Esta distinção, que está presente nas doutrinas tradicionais, aplica-se também às formas religiosas, e particularmente ao Judaísmo e ao Islamismo, que têm uma dupla essência religiosa e metafísica. “Podemos descrever com muita precisão o lado religioso da doutrina, que é de facto o mais externo e o que está ao alcance de todos, do exoterismo, e do Esoterismo”, escreve Guénon, “o seu lado metafísico, que constitui o seu significado profundo, e que além disso é considerado como a doutrina da elite”.
No entanto, no que diz respeito às doutrinas orientais, e mais particularmente à Índia Védica, Guénon pensava que esta distinção entre Esoterismo e exoterismo não poderia ser verdadeiramente aplicada, no sentido de que a unidade desta tradição lhe confere um lugar único e idêntico a nenhum outro. Esta unidade original e tradicional significa “que, segundo Guénon, só podemos participar verdadeiramente nesta unidade na medida em que assimilamos a Tradição, e, como esta tradição é de essência metafísica, poderíamos dizer que, se todo hindu é naturalmente um metafísico, é porque deve sê-lo de alguma forma por definição”. Não podemos, portanto, falar estritamente de um termo de Bramanismo esotérico, mas de um aspecto mais ou menos desenvolvido da mesma tradição.
Se para Guénon não há dúvidas sobre a existência do esoterismo cristão na Idade Média, este insiste num ponto fundamental, muitas vezes mal compreendido, para o esclarecer da forma mais clara possível. Com efeito, Guénon especifica que se refere a um “esoterismo cristão” e não a um “cristianismo esotérico”, isto é, a uma forma especial de cristianismo. O esoterismo cristão é o lado interior da tradição cristã, e nada tem a ver com o domínio religioso, estamos numa ordem de coisas completamente diferente, que escapa totalmente às diversas Igrejas. O esoterismo cristão mantém-se estritamente no seu próprio terreno, totalmente independente das hierarquias religiosas “oficiais”, “que apenas exercem a sua jurisdição legítima no domínio exotérico”.

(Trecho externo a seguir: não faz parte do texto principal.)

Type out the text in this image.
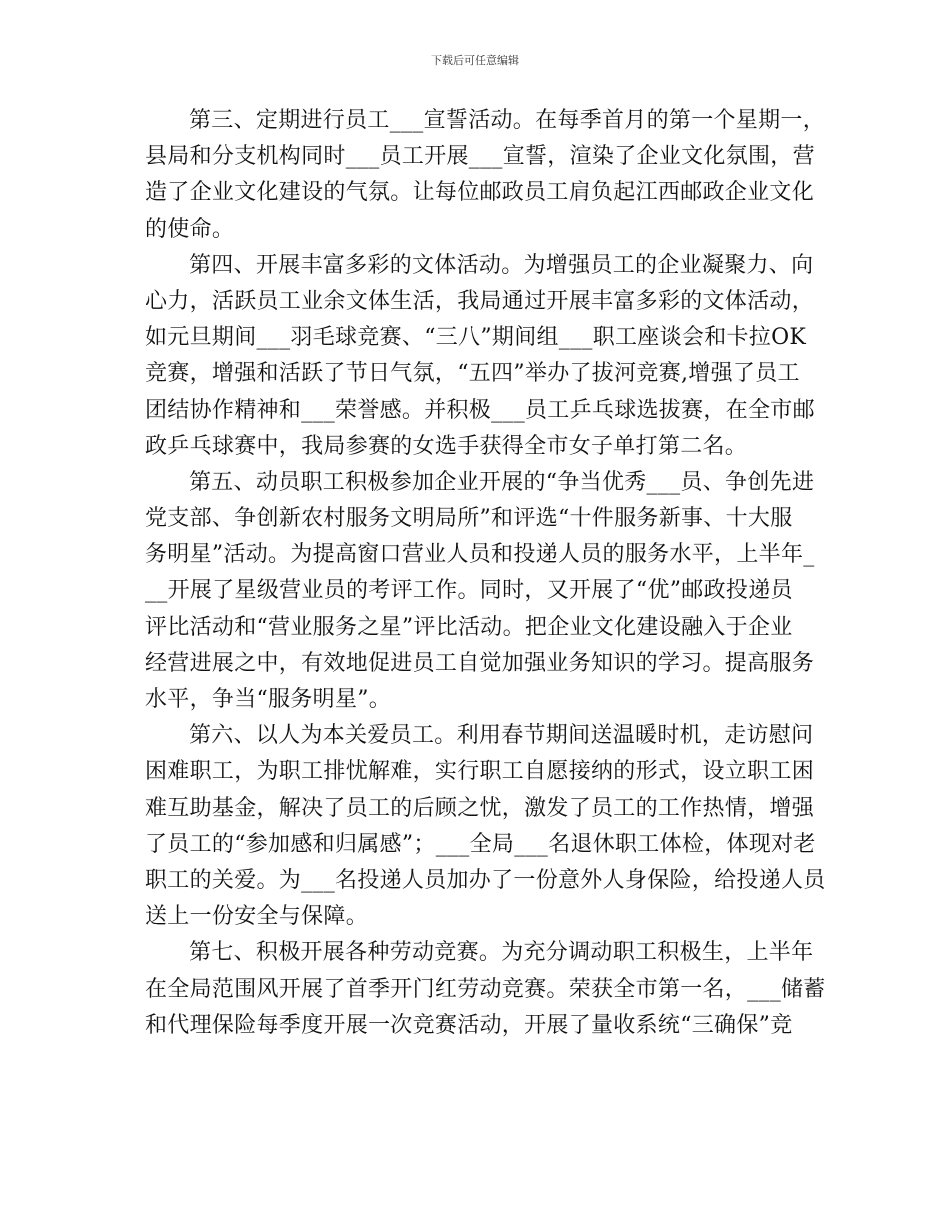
下载后可任意编辑
第三、定期进行员工___宣誓活动。在每季首月的第一个星期一，
县局和分支机构同时___员工开展___宣誓，渲染了企业文化氛围，营
造了企业文化建设的气氛。让每位邮政员工肩负起江西邮政企业文化
的使命。
第四、开展丰富多彩的文体活动。为增强员工的企业凝聚力、向
心力，活跃员工业余文体生活，我局通过开展丰富多彩的文体活动，
如元旦期间___羽毛球竞赛、“三八”期间组___职工座谈会和卡拉OK
竞赛，增强和活跃了节日气氛，“五四”举办了拔河竞赛,增强了员工
团结协作精神和___荣誉感。并积极___员工乒乓球选拔赛，在全市邮
政乒乓球赛中，我局参赛的女选手获得全市女子单打第二名。
第五、动员职工积极参加企业开展的“争当优秀___员、争创先进
党支部、争创新农村服务文明局所”和评选“十件服务新事、十大服
务明星”活动。为提高窗口营业人员和投递人员的服务水平，上半年_
__开展了星级营业员的考评工作。同时，又开展了“优”邮政投递员
评比活动和“营业服务之星”评比活动。把企业文化建设融入于企业
经营进展之中，有效地促进员工自觉加强业务知识的学习。提高服务
水平，争当“服务明星”。
第六、以人为本关爱员工。利用春节期间送温暖时机，走访慰问
困难职工，为职工排忧解难，实行职工自愿接纳的形式，设立职工困
难互助基金，解决了员工的后顾之忧，激发了员工的工作热情，增强
了员工的“参加感和归属感”；___全局___名退休职工体检，体现对老
职工的关爱。为___名投递人员加办了一份意外人身保险，给投递人员
送上一份安全与保障。
第七、积极开展各种劳动竞赛。为充分调动职工积极生，上半年
在全局范围风开展了首季开门红劳动竞赛。荣获全市第一名，___储蓄
和代理保险每季度开展一次竞赛活动，开展了量收系统“三确保”竞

Recordemos e insistamos, portanto, no facto, como sublinha Guénon, de que “o esoterismo é essencialmente algo diferente da religião, e não a parte “interior” de uma religião como tal, mesmo quando nela toma a sua base e o seu ponto de apoio”, isto deve ser entendido de forma plenária, caso contrário é facilmente possível interpretar mal radicalmente o carácter específico do conhecimento esotérico.
(IGEDH, cap. “Esoterismo e Exoterismo”. RGEC, cap. III, “Vários erros relativos à iniciação”, cap. VIII, “O Santo Graal”.)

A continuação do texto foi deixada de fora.